Жалобы на то, что задуманное приняло радикальный поворот или на то, что маршрут отклонился от курса, бывают, как считают люди, при крайнем невезении. Выступаю против: иногда крайнее невезение доказывается тем, что события разворачиваются как раз так, как ты себе это представлял. Впрочем, однажды этот разговор случился бы. Случился бы в один прекрасный день. Может быть случился бы. Мы не всегда были злыми. Он не всегда... поступал грязно. Я не всегда проклинала его – напротив, смотрела порой с обожанием. Зарождаясь, наши отношения походили на волшебную сказку, вселившую веру не только в то, что с помощью них ужасные вещи настоящего превратятся в ужасные вещи прошедшего. В какую-то минуту, лежа в его объятиях, я поверила, что нахожусь в объятиях ближайшего человека, единственного, кому не наплевать. Поела? Попила? Заболела? Ударилась? Обидел кто-нибудь? – я таяла, стоило спросить, что со мной. Мне никогда никто не говорил то, что говорил он.

«Если тебя хоть пальцем тронут – звони, сразу к тебе приеду»

«У тебя точно всё в порядке?»

«Хватит денег на проезд?»

«Я в магазине, тебе что-то купить?»

«Какие цветы любишь? Да ни к чему я, не уходи от ответа!»

«С днём рождения, моя любимая Саня».

«Ты мне нравишься»

«Люблю тебя».

Не делал то, что делал он.

«Держи, заехал в маркет по дороге»

«Ты жаловалась на боли, вот анальгин»

«Может, поедешь в больницу?»

«Слушай, давай съедемся?»

«Я оплачу на первых порах. Зверь я что ли, не понимаю?»

«Поженимся когда-нибудь?»

Каким-то образом привязалась. А затем стала получать всё меньше тепла.

«Слушай, давай потом?»

«Нет, я занят на этой неделе».

«Что?
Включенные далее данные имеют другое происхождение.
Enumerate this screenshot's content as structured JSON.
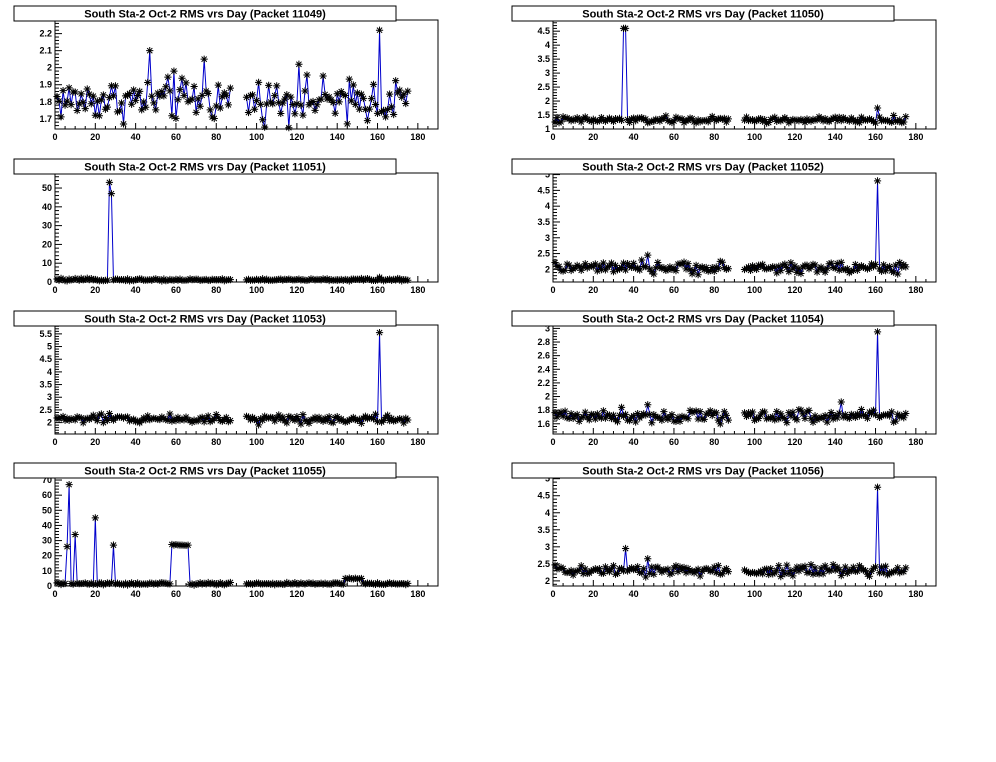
{
  "chart_data": [
    {
      "type": "line",
      "title": "South Sta-2 Oct-2 RMS vrs Day (Packet 11049)",
      "xlim": [
        0,
        190
      ],
      "ylim": [
        1.64,
        2.28
      ],
      "xticks": [
        0,
        20,
        40,
        60,
        80,
        100,
        120,
        140,
        160,
        180
      ],
      "yticks": [
        1.7,
        1.8,
        1.9,
        2.0,
        2.1,
        2.2
      ],
      "yticklabels": [
        "1.7",
        "1.8",
        "1.9",
        "2",
        "2.1",
        "2.2"
      ],
      "marker": "asterisk",
      "line_color": "#0000cc",
      "base": 1.81,
      "noise": 0.06,
      "gaps": [
        [
          88,
          94
        ]
      ],
      "spikes": [
        {
          "x": 47,
          "y": 2.1
        },
        {
          "x": 59,
          "y": 1.98
        },
        {
          "x": 74,
          "y": 2.05
        },
        {
          "x": 161,
          "y": 2.22
        },
        {
          "x": 121,
          "y": 2.02
        },
        {
          "x": 145,
          "y": 1.67
        }
      ]
    },
    {
      "type": "line",
      "title": "South Sta-2 Oct-2 RMS vrs Day (Packet 11050)",
      "xlim": [
        0,
        190
      ],
      "ylim": [
        1.0,
        4.9
      ],
      "xticks": [
        0,
        20,
        40,
        60,
        80,
        100,
        120,
        140,
        160,
        180
      ],
      "yticks": [
        1.0,
        1.5,
        2.0,
        2.5,
        3.0,
        3.5,
        4.0,
        4.5
      ],
      "yticklabels": [
        "1",
        "1.5",
        "2",
        "2.5",
        "3",
        "3.5",
        "4",
        "4.5"
      ],
      "marker": "asterisk",
      "line_color": "#0000cc",
      "base": 1.32,
      "noise": 0.06,
      "gaps": [
        [
          88,
          94
        ]
      ],
      "spikes": [
        {
          "x": 35,
          "y": 4.6
        },
        {
          "x": 36,
          "y": 4.6
        },
        {
          "x": 161,
          "y": 1.75
        }
      ]
    },
    {
      "type": "line",
      "title": "South Sta-2 Oct-2 RMS vrs Day (Packet 11051)",
      "xlim": [
        0,
        190
      ],
      "ylim": [
        0,
        58
      ],
      "xticks": [
        0,
        20,
        40,
        60,
        80,
        100,
        120,
        140,
        160,
        180
      ],
      "yticks": [
        0,
        10,
        20,
        30,
        40,
        50
      ],
      "yticklabels": [
        "0",
        "10",
        "20",
        "30",
        "40",
        "50"
      ],
      "marker": "asterisk",
      "line_color": "#0000cc",
      "base": 1.2,
      "noise": 0.3,
      "gaps": [
        [
          88,
          94
        ]
      ],
      "spikes": [
        {
          "x": 27,
          "y": 53
        },
        {
          "x": 28,
          "y": 47
        },
        {
          "x": 161,
          "y": 2.5
        }
      ]
    },
    {
      "type": "line",
      "title": "South Sta-2 Oct-2 RMS vrs Day (Packet 11052)",
      "xlim": [
        0,
        190
      ],
      "ylim": [
        1.6,
        5.05
      ],
      "xticks": [
        0,
        20,
        40,
        60,
        80,
        100,
        120,
        140,
        160,
        180
      ],
      "yticks": [
        2.0,
        2.5,
        3.0,
        3.5,
        4.0,
        4.5,
        5.0
      ],
      "yticklabels": [
        "2",
        "2.5",
        "3",
        "3.5",
        "4",
        "4.5",
        "5"
      ],
      "marker": "asterisk",
      "line_color": "#0000cc",
      "base": 2.05,
      "noise": 0.09,
      "gaps": [
        [
          88,
          94
        ]
      ],
      "spikes": [
        {
          "x": 47,
          "y": 2.45
        },
        {
          "x": 161,
          "y": 4.8
        }
      ]
    },
    {
      "type": "line",
      "title": "South Sta-2 Oct-2 RMS vrs Day (Packet 11053)",
      "xlim": [
        0,
        190
      ],
      "ylim": [
        1.55,
        5.85
      ],
      "xticks": [
        0,
        20,
        40,
        60,
        80,
        100,
        120,
        140,
        160,
        180
      ],
      "yticks": [
        2.0,
        2.5,
        3.0,
        3.5,
        4.0,
        4.5,
        5.0,
        5.5
      ],
      "yticklabels": [
        "2",
        "2.5",
        "3",
        "3.5",
        "4",
        "4.5",
        "5",
        "5.5"
      ],
      "marker": "asterisk",
      "line_color": "#0000cc",
      "base": 2.15,
      "noise": 0.09,
      "gaps": [
        [
          88,
          94
        ]
      ],
      "spikes": [
        {
          "x": 161,
          "y": 5.55
        }
      ]
    },
    {
      "type": "line",
      "title": "South Sta-2 Oct-2 RMS vrs Day (Packet 11054)",
      "xlim": [
        0,
        190
      ],
      "ylim": [
        1.45,
        3.05
      ],
      "xticks": [
        0,
        20,
        40,
        60,
        80,
        100,
        120,
        140,
        160,
        180
      ],
      "yticks": [
        1.6,
        1.8,
        2.0,
        2.2,
        2.4,
        2.6,
        2.8,
        3.0
      ],
      "yticklabels": [
        "1.6",
        "1.8",
        "2",
        "2.2",
        "2.4",
        "2.6",
        "2.8",
        "3"
      ],
      "marker": "asterisk",
      "line_color": "#0000cc",
      "base": 1.72,
      "noise": 0.05,
      "gaps": [
        [
          88,
          94
        ]
      ],
      "spikes": [
        {
          "x": 47,
          "y": 1.88
        },
        {
          "x": 143,
          "y": 1.92
        },
        {
          "x": 161,
          "y": 2.95
        }
      ]
    },
    {
      "type": "line",
      "title": "South Sta-2 Oct-2 RMS vrs Day (Packet 11055)",
      "xlim": [
        0,
        190
      ],
      "ylim": [
        0,
        72
      ],
      "xticks": [
        0,
        20,
        40,
        60,
        80,
        100,
        120,
        140,
        160,
        180
      ],
      "yticks": [
        0,
        10,
        20,
        30,
        40,
        50,
        60,
        70
      ],
      "yticklabels": [
        "0",
        "10",
        "20",
        "30",
        "40",
        "50",
        "60",
        "70"
      ],
      "marker": "asterisk",
      "line_color": "#0000cc",
      "base": 1.5,
      "noise": 0.4,
      "gaps": [
        [
          88,
          94
        ]
      ],
      "plateau": {
        "from": 58,
        "to": 66,
        "value": 27
      },
      "bump": {
        "from": 144,
        "to": 152,
        "value": 5
      },
      "spikes": [
        {
          "x": 6,
          "y": 26
        },
        {
          "x": 7,
          "y": 67
        },
        {
          "x": 10,
          "y": 34
        },
        {
          "x": 20,
          "y": 45
        },
        {
          "x": 29,
          "y": 27
        }
      ]
    },
    {
      "type": "line",
      "title": "South Sta-2 Oct-2 RMS vrs Day (Packet 11056)",
      "xlim": [
        0,
        190
      ],
      "ylim": [
        1.85,
        5.05
      ],
      "xticks": [
        0,
        20,
        40,
        60,
        80,
        100,
        120,
        140,
        160,
        180
      ],
      "yticks": [
        2.0,
        2.5,
        3.0,
        3.5,
        4.0,
        4.5,
        5.0
      ],
      "yticklabels": [
        "2",
        "2.5",
        "3",
        "3.5",
        "4",
        "4.5",
        "5"
      ],
      "marker": "asterisk",
      "line_color": "#0000cc",
      "base": 2.3,
      "noise": 0.09,
      "gaps": [
        [
          88,
          94
        ]
      ],
      "spikes": [
        {
          "x": 36,
          "y": 2.95
        },
        {
          "x": 47,
          "y": 2.65
        },
        {
          "x": 161,
          "y": 4.75
        }
      ]
    }
  ]
}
Ну, съешь таблетки, у тебя вроде остались... А, нет? Сходи купи»

«Зачем мне приезжать? Тебе привет от Валика.... Ну, всё, помехи, шумно, пока, не жди ночью»
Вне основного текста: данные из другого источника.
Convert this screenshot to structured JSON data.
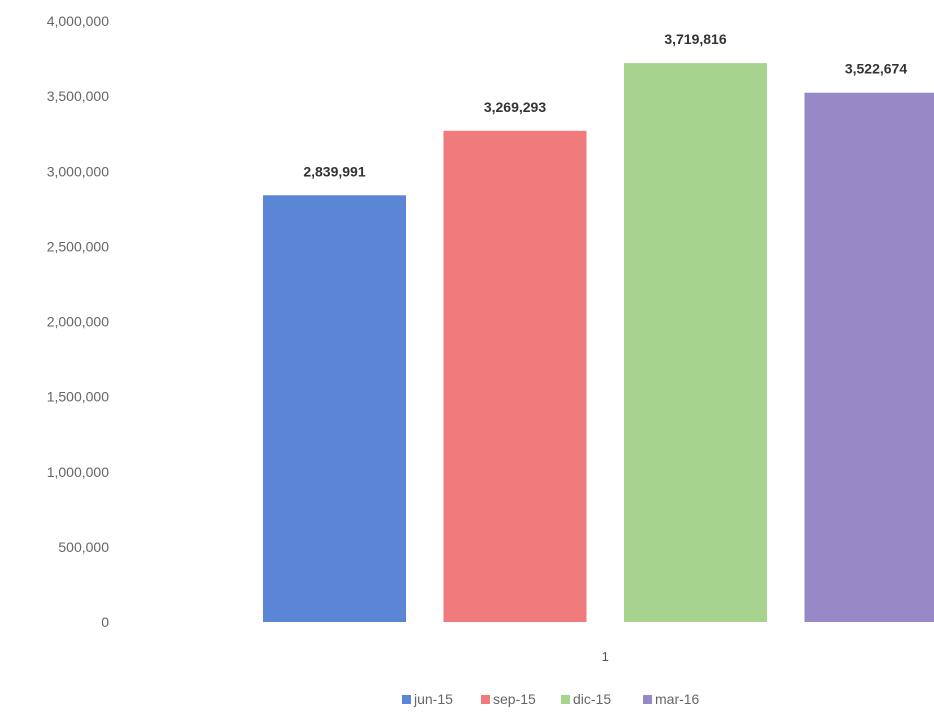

«Блин, как ты могла не сдать? Ну, бывает... Ладненько, всё отлично, но мне пора. Вообще-то, я тут целых два дня отсиживаюсь, а у меня дел по горло»

«Да ладно, перестань, все мы люди занятые... Можешь сходить с нами, но тебе ж с пацанами уже неинтересно»
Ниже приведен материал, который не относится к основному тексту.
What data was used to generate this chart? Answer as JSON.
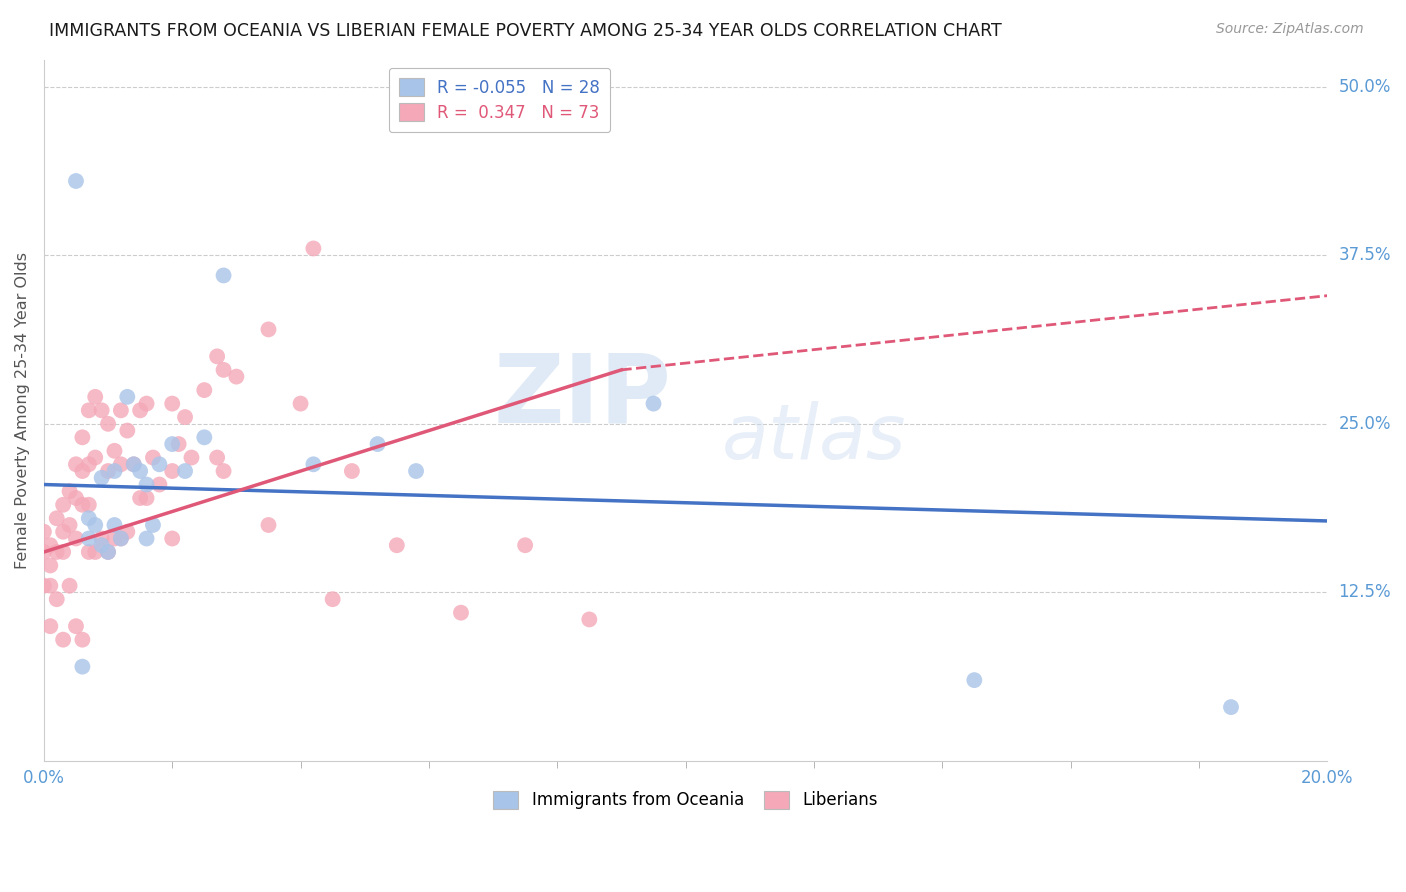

«Я не уважаю тебя? Ты не уважаешь меня! Моё личное пространство и моё право гулять, когда хочу, где захочу и с кем захочу!»

«Я взял деньги, потому что ты должна отдыхать. Выпей банку пива, расслабься. Нет? Ладно, фиг с тобой, мне больше достанется».

«Я понимаю, что у тебя завтра важная сдача, но я хочу посмотреть сейчас кино. Я же не мешаю тебе, когда ты громко слушаешь музыку?»

«Когда ты стала такой мелочной и невыносимой?»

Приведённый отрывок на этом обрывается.